The diameter at the shoulder is still reduced. You can not neck size with any full length sizing die. The taper of the case prevents that. You can partially size the neck and case with a full length die..
One problem that can occur when you try and neck size with a full length die by backing it off a bit, is sometimes when the neck and shoulder diameter are being sized, the shoulder itself will bulge forward ever so slightly. When this happens the case will feel a bit hard to close the bolt on... This almost microscopic bulging of the shoulder does not occur when using a neck sizing die which sizes only the neck diameter.
There is nothing wrong with full length sizing providing you do not push the shoulder back excessively from it's fire formed form.
Is from one of the recent BR central discussions on the same thing.
Now if the top BR shooters are FL sizing with extreme accuracy, what makes a partial NS or NS only all the time so desirable.
You are still resizing the body some on a FL die that is just unscrewed anway and possibly making it unchamberable.
Now what does this gain vs what does it risk in reality?
Obviously we are talking factory chamber which means factory barrel, so match grade accuracy is not a real consideration and no NS only or partical NS brass is going to give it.
Jury rigs normally give jury rigged results at the worst times. Either do it right with a proper sized FL die and properly adjusted or NS and then use a body die every 2-3x.

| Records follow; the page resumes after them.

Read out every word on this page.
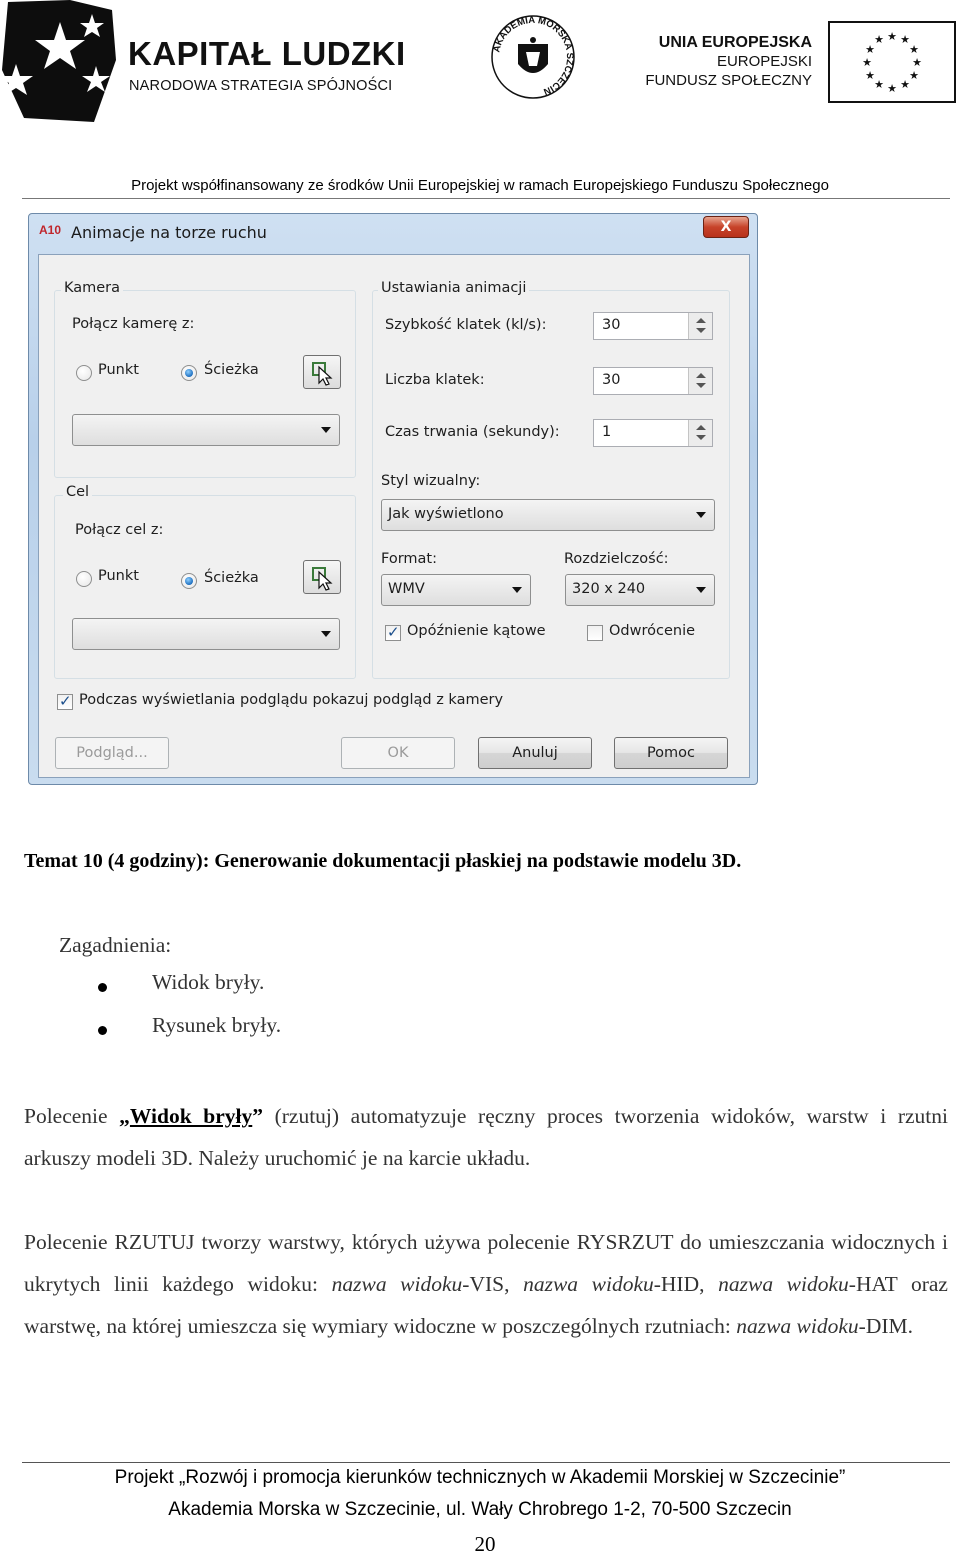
KAPITAŁ LUDZKI
NARODOWA STRATEGIA SPÓJNOŚCI
AKADEMIA MORSKA SZCZECIN
UNIA EUROPEJSKA
EUROPEJSKI
FUNDUSZ SPOŁECZNY
★ ★
★
★
★
★
★
★
★
★
★
★
Projekt współfinansowany ze środków Unii Europejskiej w ramach Europejskiego Funduszu Społecznego
A10 Animacje na torze ruchu	X
Kamera
Połącz kamerę z:
Punkt	Ścieżka
Cel
Połącz cel z:
Punkt	Ścieżka
Ustawiania animacji
Szybkość klatek (kl/s):	30
Liczba klatek:	30
Czas trwania (sekundy):	1
Styl wizualny:
Jak wyświetlono
Format:
WMV
Rozdzielczość:
320 x 240
✓
Opóźnienie kątowe	Odwrócenie
✓
Podczas wyświetlania podglądu pokazuj podgląd z kamery
Podgląd...	OK	Anuluj	Pomoc
Temat 10 (4 godziny): Generowanie dokumentacji płaskiej na podstawie modelu 3D.
Zagadnienia:
Widok bryły.
Rysunek bryły.
Polecenie „Widok bryły” (rzutuj) automatyzuje ręczny proces tworzenia widoków, warstw i rzutni arkuszy modeli 3D. Należy uruchomić je na karcie układu.
Polecenie RZUTUJ tworzy warstwy, których używa polecenie RYSRZUT do umieszczania widocznych i ukrytych linii każdego widoku: nazwa widoku-VIS, nazwa widoku-HID, nazwa widoku-HAT oraz warstwę, na której umieszcza się wymiary widoczne w poszczególnych rzutniach: nazwa widoku-DIM.
Projekt „Rozwój i promocja kierunków technicznych w Akademii Morskiej w Szczecinie”
Akademia Morska w Szczecinie, ul. Wały Chrobrego 1-2, 70-500 Szczecin
20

Gain is in reality more imaginary feel good vs anything actual. Yet you risk brass that will not smoothly chamber. Which IMO for hunting gun is not smart.
Unless you are using a shoulder bump gauge or Hornady shoulder comparator you do not have a clue how much you are bumping the shoulder back or where it even is in relationship to your chamber.
Now if you go about it slow and use brass that is reached the point of hard to chamber, you can use lamp/candle black and set the FL die up high. Slowly lower it 1/8 turn at a time until it just touches the shoulderand the case will smoothly chamber. That gives you the shoulder bump with minimum brass working and max case life.
Starting off adjusting your die to touch the shellholder is the directions that come with it, but not conducive for minimizing working the brass. You often times are pushing the shoulder back way too much. It will chamber easily and that is why the die mftr tells you to do it that way.
If you want to be that precise and use a factory die in a factory chamber, then do it right. Send your die to be honed to match your chamber by Jim Carstenson at JLC Precision. He can do necks and bodies. That way it will match your chamber.
A properly sized FL die does not overwork the brass and ensures consist neck tension and body diameter.
Now to further throw water on this, the necks are going to work harden no matter what you do and you are going to get inconsistent neck tension after 3-6 firings unless you anneal. No way around that. More groups are lost for neck tension issue than brass bodies overworked.